Stats Perform’s AI intelligence has analysed over half a million different shots from previous competitions and seasons to power the latest model that calculates the likelihood of a chance being scored.
We take into account more than five times as many factors as the existing model and looks at how these variables affect the chance of a specific shot going in. These xG outputs are now created using a single model with a more advanced modelling technique called Artificial Neural Networks.
It still takes into account the fundamental features from the existing model, such as distance and angle, but these are now supplemented by notable added context, including:
- The clarity the shooter has of the goal mouth
- The amount of pressure they are under from opposition players
- The position of the opposition goalkeeper that gives context on the:
- Distance to the shot
- Angle to the shot
- The goalkeeper’s position relative to the direct path of the shot to the centre of goal (line of sight)
- More granular shot type such as which foot the shooter used or whether it was a volley/header
- More granular detail on the previous action including the features of the assist but also other actions, such as if it came back off the post or the location of the previous event if it wasn’t assisted
- More contextual features such as whether it followed a rebound, was a first-touch shot, etc.
A reminder of how shot pressure and shot clarity look in action can be seen below and more information on these qualifiers can be found here.
Now that we are explicitly accounting for the context of the defenders and goalkeeper, it allows us to remove previously important features – such as the big-chance qualifier – while increasing the accuracy of the model. In fact, with the new context, we can evaluate these chances across a range of difficulty, recognising all situations with more granularity from pullbacks to open goals.
How Does That Affect the Outputs?
The unrivalled depth of Stats Perform’s Opta data powering the original model gave it the reliability to enrich over 2.5 million chances with xG values for more than 66,000 different players. The numbers don’t dramatically change in the latest version of the model because we are still measuring the same outcome. How likely is it that a goal will be scored from the given chance?
If we look at the 5,525 shots that have been taken so far in the Premier League 2021-22 season (up to the start of February 2022), we can see how the models compare. The average likelihood of a chance in the Premier League being scored this season was 11% (or 0.11 xG) in the existing model and 12% (or 0.12 xG) in the latest model, an average increase of just 0.01 between the xG values.

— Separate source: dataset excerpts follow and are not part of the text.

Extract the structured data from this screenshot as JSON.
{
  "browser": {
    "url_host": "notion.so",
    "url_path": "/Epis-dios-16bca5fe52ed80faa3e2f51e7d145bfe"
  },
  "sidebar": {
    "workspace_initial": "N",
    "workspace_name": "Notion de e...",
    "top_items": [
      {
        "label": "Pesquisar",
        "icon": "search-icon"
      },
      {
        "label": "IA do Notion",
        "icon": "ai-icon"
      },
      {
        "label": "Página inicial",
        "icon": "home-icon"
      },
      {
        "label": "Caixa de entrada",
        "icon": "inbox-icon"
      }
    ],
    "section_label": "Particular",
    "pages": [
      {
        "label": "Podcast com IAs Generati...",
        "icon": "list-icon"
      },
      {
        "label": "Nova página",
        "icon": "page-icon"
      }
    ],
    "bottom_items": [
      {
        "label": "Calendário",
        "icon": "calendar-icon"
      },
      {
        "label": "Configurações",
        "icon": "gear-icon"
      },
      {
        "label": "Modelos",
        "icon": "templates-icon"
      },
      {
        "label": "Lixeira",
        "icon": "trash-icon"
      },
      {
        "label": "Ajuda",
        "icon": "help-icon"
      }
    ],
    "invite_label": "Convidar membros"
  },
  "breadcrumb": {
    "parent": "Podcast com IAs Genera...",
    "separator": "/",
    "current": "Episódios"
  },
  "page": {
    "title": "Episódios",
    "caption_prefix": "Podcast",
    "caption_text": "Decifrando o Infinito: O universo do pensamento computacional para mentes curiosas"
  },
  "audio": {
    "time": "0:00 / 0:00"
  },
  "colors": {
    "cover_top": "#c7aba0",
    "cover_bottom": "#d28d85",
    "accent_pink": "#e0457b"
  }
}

This is because the latest xG model’s new features enable us to evaluate chances on a broader spectrum of difficulty. We can recognise extreme situations such as open goals or chances where the shooter was under no pressure.

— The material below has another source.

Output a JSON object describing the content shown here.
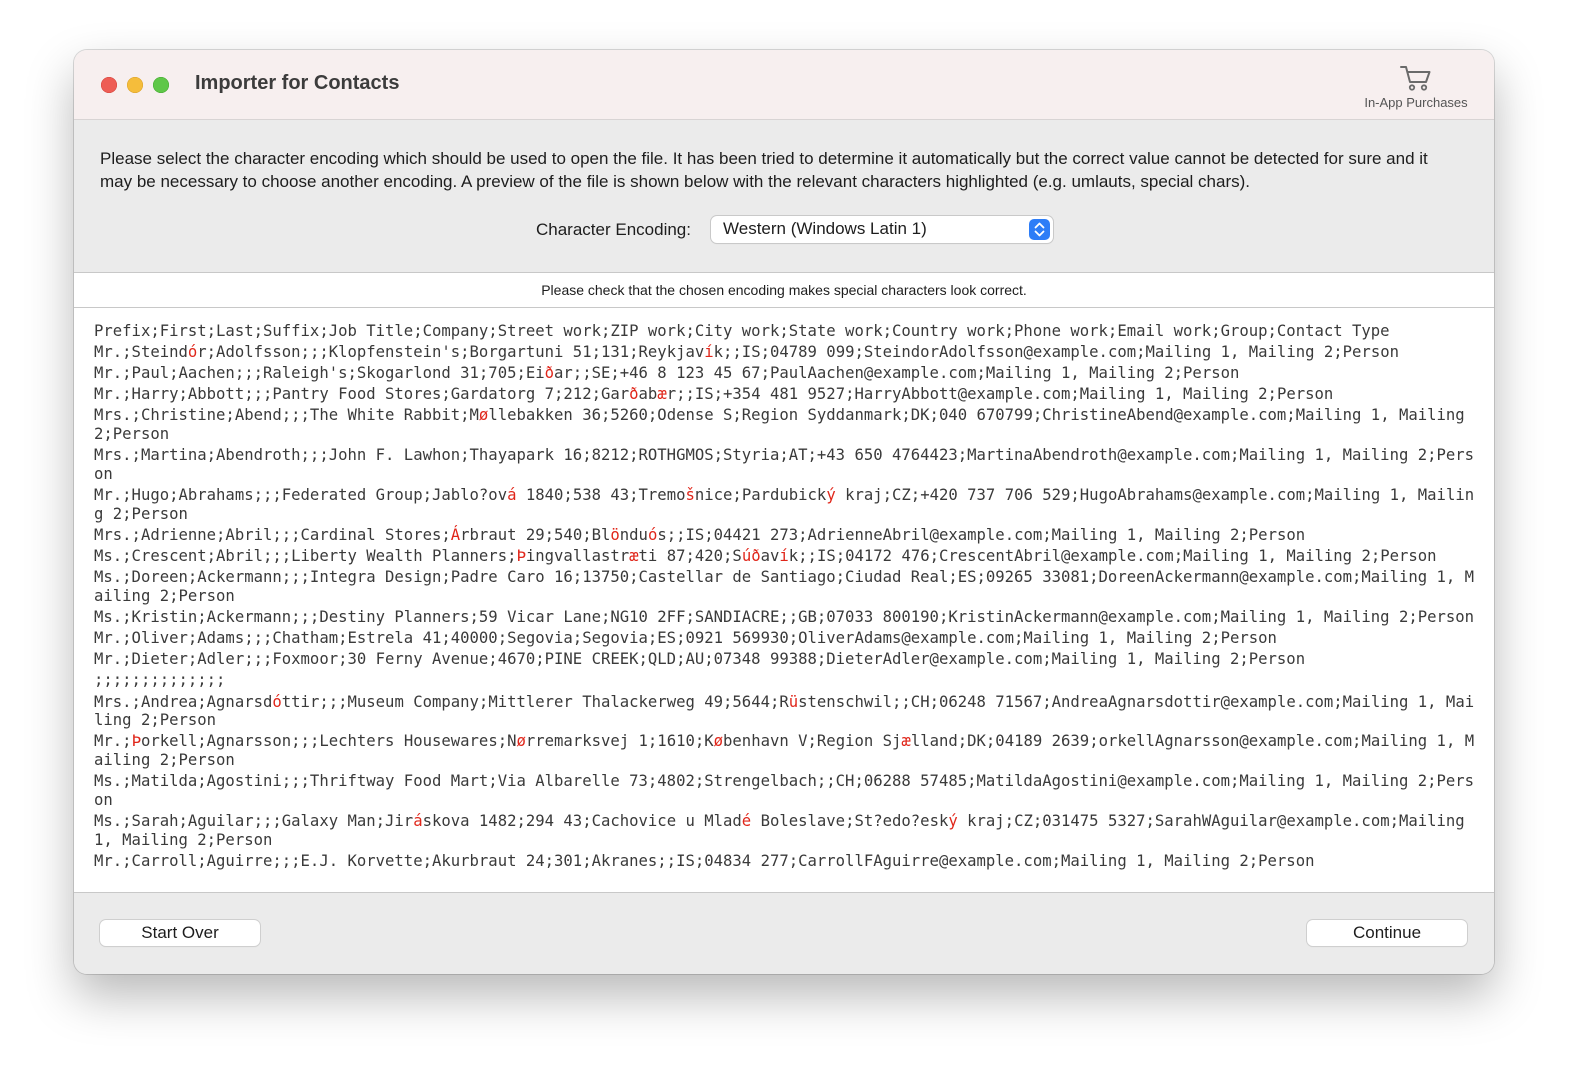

While it may only be a small sample, the 43 open goal chances in the Premier League this season were given a total xG of 22.7 by the existing model. With the additional granularity in the latest model detailing the goalkeeper and defender positions, these chances were totaled 30.6 xG, much closer to the 28 goals that were ultimately scored.
Similarly, the most noticeable reductions in xG values are intuitive changes that the new inputs enrich the data for too. The model recognises chances when the goalkeeper is smothering the attacker’s shot or when they are under extreme pressure from defenders – opportunities that might otherwise have been deemed very likely to result in a goal from the other data points.
How Does That Affect the Outputs for Players?
Let’s see how this affects the top players. Even at this stage of the season when total xG numbers for players are still fairly low, eight of the top 10 players for xG from the existing model remain in the rankings in the latest model.
If compared to the raw outputs for the top five players whose chances have the highest total xG so far in the Premier League this season, we find that most of their aggregates increase.
Liverpool’s Diogo Jota is a player who has excelled this season and, at the time of writing, finds himself only outscored by his Liverpool teammate, Mohamed Salah, this season. His total xG for the season has increased by 1.20 xG with the latest model but upon closer inspection of his 59 shots, it is clear to see why.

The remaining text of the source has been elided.